I got a lot of reading done, and something about the strange atmosphere of the neighborhood contributed to the mood of the book I was falling into every spare moment.
Much of the book is a dreamy reverie, as the main character recalls the boy that he once was, and an unearthly adventure that he can't believe he forgot. With the guidance of a girl named Lettie (and the maiden/mother/crone she's a part of), he suffers the consequences of a blurring of lines between our world and another place. 
The one thing that occasionally falls flat for me with Neil Gaiman is a certain emotional detachment his main characters seem to have from the bizarre twists and turns of the plots their lives entangle with. This book portrays the boy at its heart as quietly distraught, keeping a facade of detachment but privately seething. It was a depiction that resonated well, and while this is not a long book it packs a lot of imagery and tension into something that's deceptively small in your hands. 
Sometimes Neil Gaiman describes things that defy visual portrayal, more intense in feelings that would never translate to illustration, but I could vividly picture every scene, and for somebody who is a visual thinker that may have made the book all the better for me. The descriptions of surreal scenes give just enough and not too much, and this is one book I'd be curious to see a movie version of.

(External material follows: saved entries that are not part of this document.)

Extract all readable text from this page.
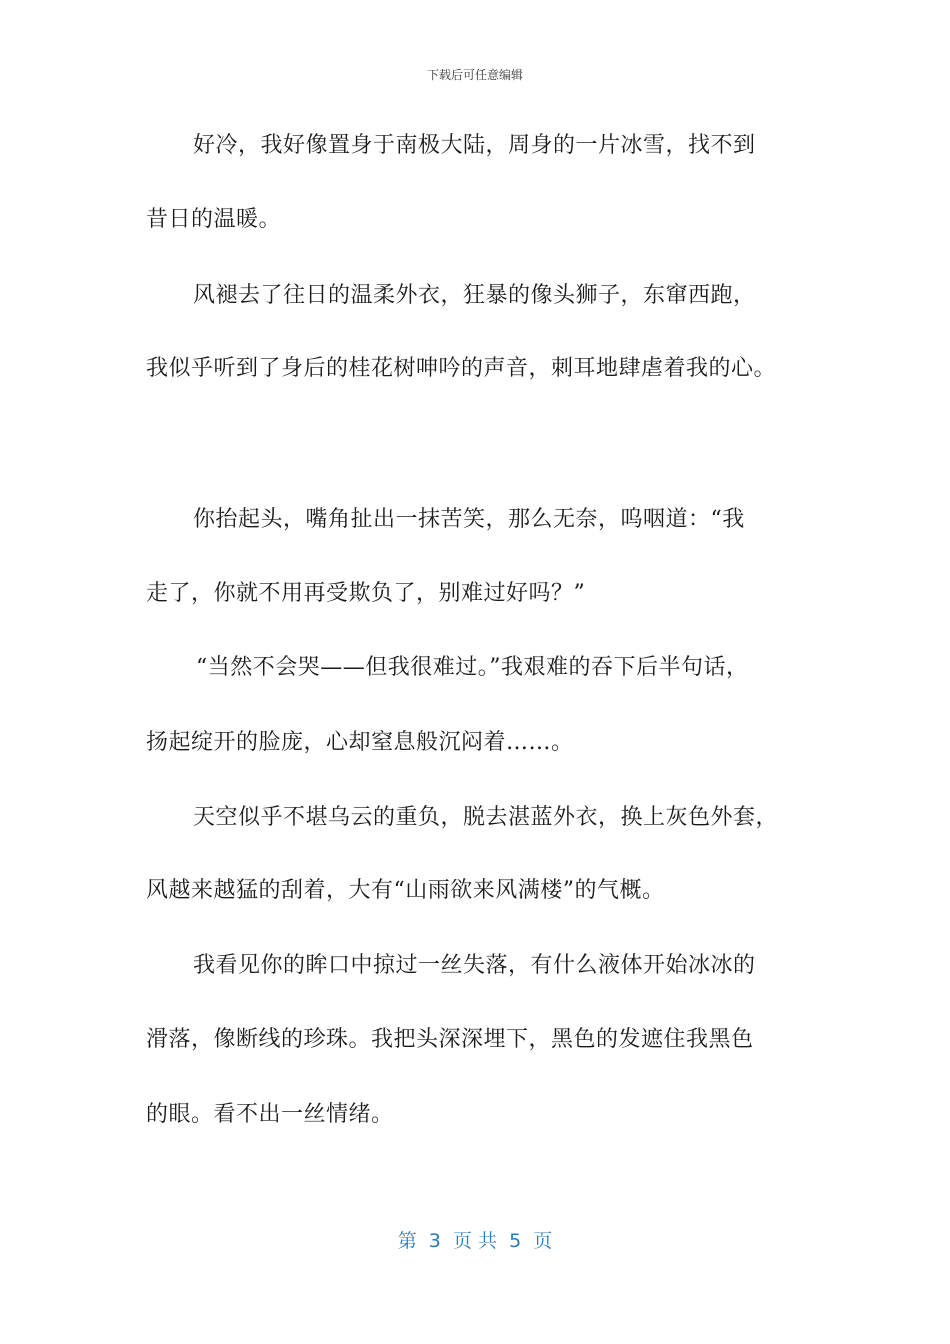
下载后可任意编辑
好冷，我好像置身于南极大陆，周身的一片冰雪，找不到
昔日的温暖。
风褪去了往日的温柔外衣，狂暴的像头狮子，东窜西跑，
我似乎听到了身后的桂花树呻吟的声音，刺耳地肆虐着我的心。
你抬起头，嘴角扯出一抹苦笑，那么无奈，呜咽道：“我
走了，你就不用再受欺负了，别难过好吗？”
“当然不会哭——但我很难过。”我艰难的吞下后半句话，
扬起绽开的脸庞，心却窒息般沉闷着……。
天空似乎不堪乌云的重负，脱去湛蓝外衣，换上灰色外套，
风越来越猛的刮着，大有“山雨欲来风满楼”的气概。
我看见你的眸口中掠过一丝失落，有什么液体开始冰冰的
滑落，像断线的珍珠。我把头深深埋下，黑色的发遮住我黑色
的眼。看不出一丝情绪。
第  3  页 共  5  页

At the beginning and end is a framework of the narrator as an adult, recalling all this with wonder, and while there's an important plot point that ties in with that it still feels less important than all that happens within that memory.

This book has been out for a while, and I feel mildly annoyed with myself for not getting hold of a copy sooner, but on the other hand the timing with the power outage gave me an entire weekend where I felt lost in a wild dreamlike state.

We got our electricity back Sunday evening, and I'm just a little bit sorry.